In yet another preferred embodiment, the first group of sub-pixel includes multiple sub-pixels. The luminances of the sub-pixels are set such that in a situation where the colors represented by the pixel change from black into white while being kept achromatic, when the luminance of the sub-pixels in the first group reaches the predetermined value, the second group of sub-pixel starts to increase in luminance and at least one of the sub-pixels in the first group continues to increase in luminance.
In this particular preferred embodiment, the predetermined luminance preferably is at least 0.3 times as large as, but still not more than, the luminance associated with the highest gray scale level.
In a specific particular preferred embodiment, the predetermined luminance preferably is 0.9 times as large as the luminance associated with the highest gray scale level.
In another preferred embodiment, the first group of sub-pixel includes multiple sub-pixels, and the ratio of the predetermined luminance to the luminance associated with the highest gray scale level is different from each other in each of the sub-pixels in the first group.
In still another preferred embodiment, the first group of sub-pixel includes red, green and blue sub-pixels.
In this particular preferred embodiment, the second group of sub-pixel includes yellow, cyan and magenta sub-pixels.
In an alternative preferred embodiment, the second group of sub-pixel includes yellow and cyan sub-pixels and another red sub-pixel, which is different from the red sub-pixel.

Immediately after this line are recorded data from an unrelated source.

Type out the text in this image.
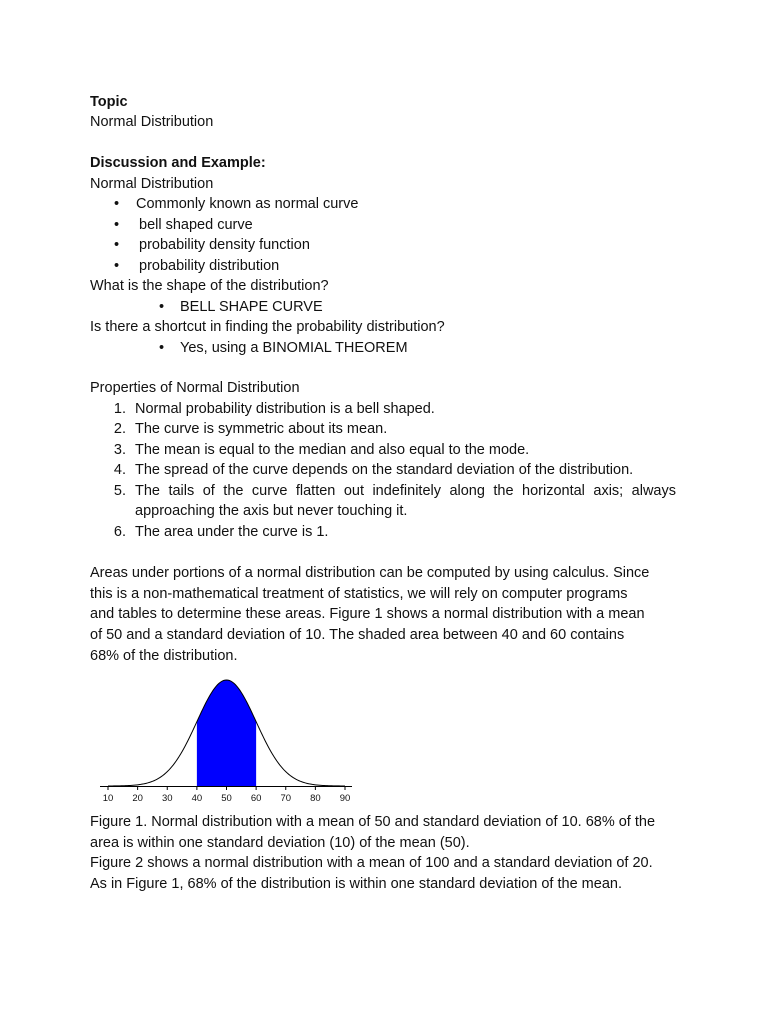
Topic
Normal Distribution
Discussion and Example:
Normal Distribution
• Commonly known as normal curve
• bell shaped curve
• probability density function
• probability distribution
What is the shape of the distribution?
• BELL SHAPE CURVE
Is there a shortcut in finding the probability distribution?
• Yes, using a BINOMIAL THEOREM
Properties of Normal Distribution
1. Normal probability distribution is a bell shaped.
2. The curve is symmetric about its mean.
3. The mean is equal to the median and also equal to the mode.
4. The spread of the curve depends on the standard deviation of the distribution.
5. The tails of the curve flatten out indefinitely along the horizontal axis; always
approaching the axis but never touching it.
6. The area under the curve is 1.
Areas under portions of a normal distribution can be computed by using calculus. Since
this is a non-mathematical treatment of statistics, we will rely on computer programs
and tables to determine these areas. Figure 1 shows a normal distribution with a mean
of 50 and a standard deviation of 10. The shaded area between 40 and 60 contains
68% of the distribution.
10 20 30 40 50 60 70 80 90
Figure 1. Normal distribution with a mean of 50 and standard deviation of 10. 68% of the
area is within one standard deviation (10) of the mean (50).
Figure 2 shows a normal distribution with a mean of 100 and a standard deviation of 20.
As in Figure 1, 68% of the distribution is within one standard deviation of the mean.
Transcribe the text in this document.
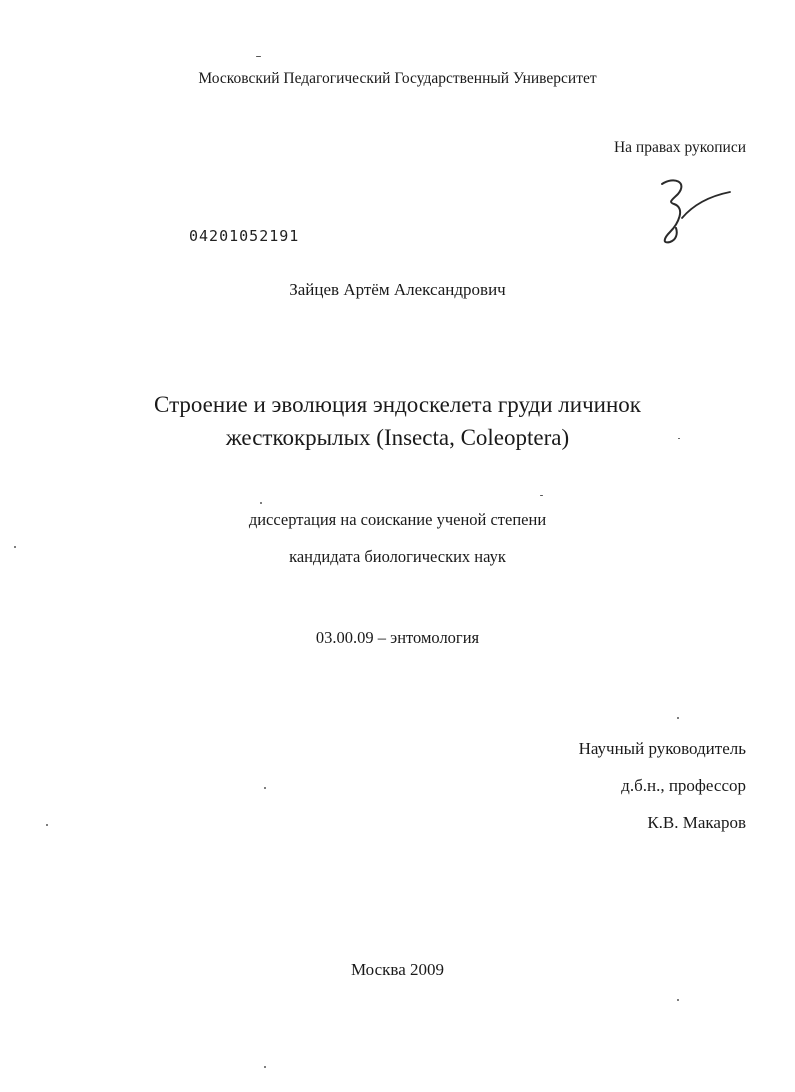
Московский Педагогический Государственный Университет
На правах рукописи
04201052191
Зайцев Артём Александрович
Строение и эволюция эндоскелета груди личинок
жесткокрылых (Insecta, Coleoptera)
диссертация на соискание ученой степени
кандидата биологических наук
03.00.09 – энтомология
Научный руководитель
д.б.н., профессор
К.В. Макаров
Москва 2009
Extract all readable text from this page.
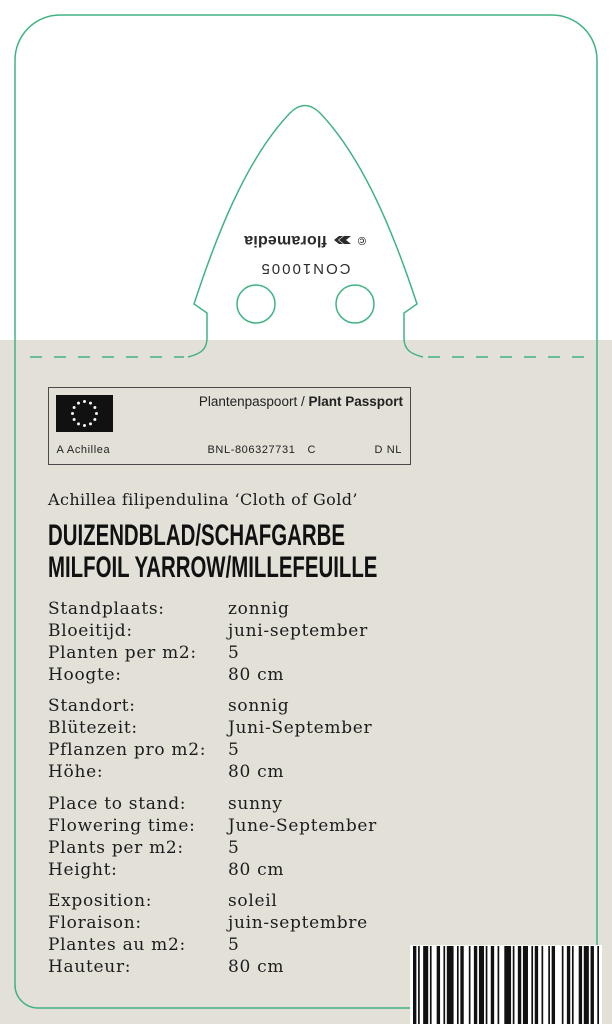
CON10005
©
floramedia
Plantenpaspoort / Plant Passport
A Achillea	BNL-806327731 C	D NL
Achillea filipendulina ‘Cloth of Gold’
DUIZENDBLAD/SCHAFGARBE
MILFOIL YARROW/MILLEFEUILLE
Standplaats:	zonnig
Bloeitijd:	juni-september
Planten per m2: 5
Hoogte:	80 cm
Standort:	sonnig
Blütezeit:	Juni-September
Pflanzen pro m2: 5
Höhe:	80 cm
Place to stand: sunny
Flowering time: June-September
Plants per m2:	5
Height:	80 cm
Exposition:	soleil
Floraison:	juin-septembre
Plantes au m2: 5
Hauteur:	80 cm
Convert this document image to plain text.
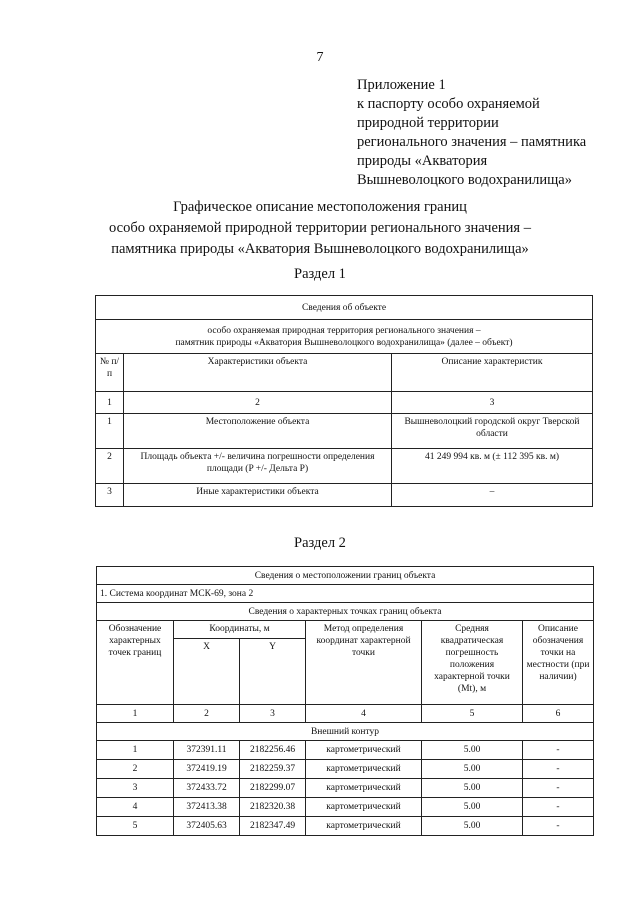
7
Приложение 1
к паспорту особо охраняемой
природной территории
регионального значения – памятника
природы «Акватория
Вышневолоцкого водохранилища»
Графическое описание местоположения границ
особо охраняемой природной территории регионального значения –
памятника природы «Акватория Вышневолоцкого водохранилища»
Раздел 1
Сведения об объекте		

особо охраняемая природная территория регионального значения –
памятник природы «Акватория Вышневолоцкого водохранилища» (далее – объект)		

№ п/п	Характеристики объекта	Описание характеристик
1	2	3
1	Местоположение объекта	Вышневолоцкий городской округ Тверской области
2	Площадь объекта +/- величина погрешности определения площади (P +/- Дельта P)	41 249 994 кв. м (± 112 395 кв. м)
3	Иные характеристики объекта	–
Раздел 2
Сведения о местоположении границ объекта					
1. Система координат МСК-69, зона 2					
Сведения о характерных точках границ объекта					
Обозначение характерных точек границ	Координаты, м		Метод определения координат характерной точки	Средняя квадратическая погрешность положения характерной точки (Mt), м	Описание обозначения точки на местности (при наличии)
	X	Y			
1	2	3	4	5	6
Внешний контур					
1	372391.11	2182256.46	картометрический	5.00	-
2	372419.19	2182259.37	картометрический	5.00	-
3	372433.72	2182299.07	картометрический	5.00	-
4	372413.38	2182320.38	картометрический	5.00	-
5	372405.63	2182347.49	картометрический	5.00	-
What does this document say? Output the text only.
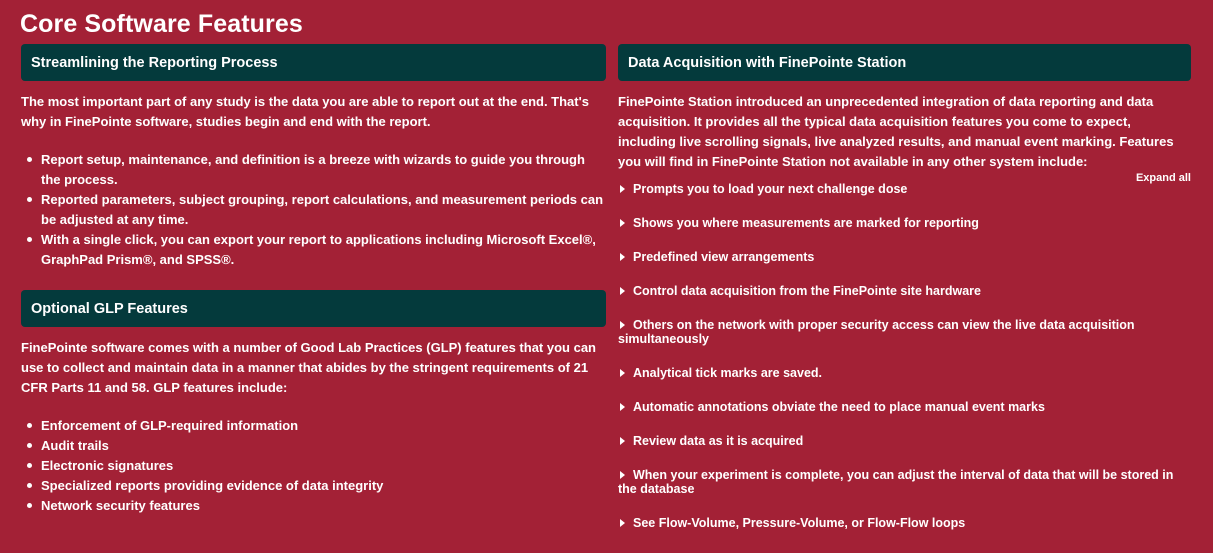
Core Software Features
Streamlining the Reporting Process

The most important part of any study is the data you are able to report out at the end. That's why in FinePointe software, studies begin and end with the report.

Report setup, maintenance, and definition is a breeze with wizards to guide you through the process.
Reported parameters, subject grouping, report calculations, and measurement periods can be adjusted at any time.
With a single click, you can export your report to applications including Microsoft Excel®, GraphPad Prism®, and SPSS®.
Optional GLP Features

FinePointe software comes with a number of Good Lab Practices (GLP) features that you can use to collect and maintain data in a manner that abides by the stringent requirements of 21 CFR Parts 11 and 58. GLP features include:

Enforcement of GLP-required information
Audit trails
Electronic signatures
Specialized reports providing evidence of data integrity
Network security features
Data Acquisition with FinePointe Station

FinePointe Station introduced an unprecedented integration of data reporting and data acquisition. It provides all the typical data acquisition features you come to expect, including live scrolling signals, live analyzed results, and manual event marking. Features you will find in FinePointe Station not available in any other system include:

Expand all
Prompts you to load your next challenge dose
Shows you where measurements are marked for reporting
Predefined view arrangements
Control data acquisition from the FinePointe site hardware
Others on the network with proper security access can view the live data acquisition simultaneously
Analytical tick marks are saved.
Automatic annotations obviate the need to place manual event marks
Review data as it is acquired
When your experiment is complete, you can adjust the interval of data that will be stored in the database
See Flow-Volume, Pressure-Volume, or Flow-Flow loops
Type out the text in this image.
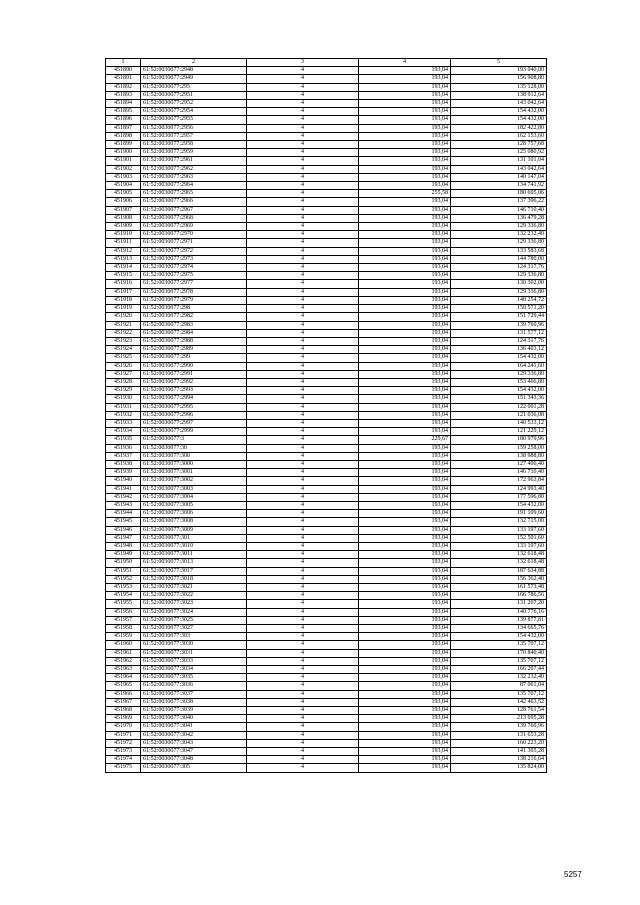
1	2	3	4	5
451890	61:52:0030077:2948	4	193,04	193 040,00
451891	61:52:0030077:2949	4	193,04	156 908,80
451892	61:52:0030077:295	4	193,04	135 128,00
451893	61:52:0030077:2951	4	193,04	138 912,64
451894	61:52:0030077:2952	4	193,04	143 042,64
451895	61:52:0030077:2954	4	193,04	154 432,00
451896	61:52:0030077:2955	4	193,04	154 432,00
451897	61:52:0030077:2956	4	193,04	182 422,80
451898	61:52:0030077:2957	4	193,04	162 153,60
451899	61:52:0030077:2958	4	193,04	128 757,68
451900	61:52:0030077:2959	4	193,04	125 080,92
451901	61:52:0030077:2961	4	193,04	131 101,04
451902	61:52:0030077:2962	4	193,04	143 042,64
451903	61:52:0030077:2963	4	193,04	140 147,04
451904	61:52:0030077:2964	4	193,04	134 741,92
451905	61:52:0030077:2965	4	255,58	180 695,06
451906	61:52:0030077:2966	4	193,04	137 396,22
451907	61:52:0030077:2967	4	193,04	146 710,40
451908	61:52:0030077:2968	4	193,04	136 479,28
451909	61:52:0030077:2969	4	193,04	129 336,80
451910	61:52:0030077:2970	4	193,04	132 232,40
451911	61:52:0030077:2971	4	193,04	129 336,80
451912	61:52:0030077:2972	4	193,04	133 583,68
451913	61:52:0030077:2973	4	193,04	144 780,00
451914	61:52:0030077:2974	4	193,04	124 317,76
451915	61:52:0030077:2975	4	193,04	129 336,80
451916	61:52:0030077:2977	4	193,04	130 302,00
451917	61:52:0030077:2978	4	193,04	129 336,80
451918	61:52:0030077:2979	4	193,04	148 254,72
451919	61:52:0030077:298	4	193,04	150 571,20
451920	61:52:0030077:2982	4	193,04	151 729,44
451921	61:52:0030077:2983	4	193,04	139 760,96
451922	61:52:0030077:2984	4	193,04	131 577,12
451923	61:52:0030077:2988	4	193,04	124 317,76
451924	61:52:0030077:2989	4	193,04	136 403,12
451925	61:52:0030077:299	4	193,04	154 432,00
451926	61:52:0030077:2990	4	193,04	164 241,60
451927	61:52:0030077:2991	4	193,04	129 336,80
451928	61:52:0030077:2992	4	193,04	153 466,80
451929	61:52:0030077:2993	4	193,04	154 432,00
451930	61:52:0030077:2994	4	193,04	151 343,36
451931	61:52:0030077:2995	4	193,04	122 001,28
451932	61:52:0030077:2996	4	193,04	121 036,08
451933	61:52:0030077:2997	4	193,04	140 533,12
451934	61:52:0030077:2999	4	193,04	121 229,12
451935	61:52:0030077:3	4	229,67	180 979,96
451936	61:52:0030077:30	4	193,04	159 258,00
451937	61:52:0030077:300	4	193,04	138 988,80
451938	61:52:0030077:3000	4	193,04	127 406,40
451939	61:52:0030077:3001	4	193,04	146 710,40
451940	61:52:0030077:3002	4	193,04	172 963,84
451941	61:52:0030077:3003	4	193,04	124 993,40
451942	61:52:0030077:3004	4	193,04	177 596,80
451943	61:52:0030077:3005	4	193,04	154 432,00
451944	61:52:0030077:3006	4	193,04	191 109,60
451945	61:52:0030077:3008	4	193,04	132 715,00
451946	61:52:0030077:3009	4	193,04	133 197,60
451947	61:52:0030077:301	4	193,04	152 501,60
451948	61:52:0030077:3010	4	193,04	133 197,60
451949	61:52:0030077:3011	4	193,04	132 618,48
451950	61:52:0030077:3013	4	193,04	132 618,48
451951	61:52:0030077:3017	4	193,04	187 634,88
451952	61:52:0030077:3018	4	193,04	156 362,40
451953	61:52:0030077:3021	4	193,04	161 573,48
451954	61:52:0030077:3022	4	193,04	166 786,56
451955	61:52:0030077:3023	4	193,04	131 267,20
451956	61:52:0030077:3024	4	193,04	140 776,16
451957	61:52:0030077:3025	4	193,04	139 877,81
451958	61:52:0030077:3027	4	193,04	134 665,76
451959	61:52:0030077:303	4	193,04	154 432,00
451960	61:52:0030077:3030	4	193,04	135 707,12
451961	61:52:0030077:3031	4	193,04	170 840,40
451962	61:52:0030077:3033	4	193,04	135 707,12
451963	61:52:0030077:3034	4	193,04	166 207,44
451964	61:52:0030077:3035	4	193,04	132 232,40
451965	61:52:0030077:3036	4	193,04	87 061,04
451966	61:52:0030077:3037	4	193,04	135 707,12
451967	61:52:0030077:3038	4	193,04	142 463,52
451968	61:52:0030077:3039	4	193,04	128 761,54
451969	61:52:0030077:3040	4	193,04	213 695,28
451970	61:52:0030077:3041	4	193,04	139 760,96
451971	61:52:0030077:3042	4	193,04	131 653,28
451972	61:52:0030077:3043	4	193,04	160 223,20
451973	61:52:0030077:3047	4	193,04	141 305,28
451974	61:52:0030077:3048	4	193,04	138 216,64
451975	61:52:0030077:305	4	193,04	135 824,00
5257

In another preferred embodiment, the second group of sub-pixel includes a white sub-pixel.
In still another preferred embodiment, the second group of sub-pixel includes yellow and cyan sub-pixels.
In yet another preferred embodiment, the first group of sub-pixel includes yellow, cyan and magenta sub-pixels, and the second group of sub-pixel includes red, green and blue sub-pixels.
Another liquid crystal display device according to a preferred embodiment of the present invention includes a pixel that represents a color by using four or more primary colors in an arbitrary combination at an arbitrary luminance. The primary colors include at least one primary color belonging to a first group and at least one primary color belonging to a second group, the primary color of the second group being different from that of the first group. The luminances of the primary colors are set such that if the colors represented by the pixel change from black into white while being kept achromatic, the first group of primary color starts to increase in luminance first, and the second group of primary color starts to increase in luminance when the luminance of the first group of primary color reaches a predetermined value.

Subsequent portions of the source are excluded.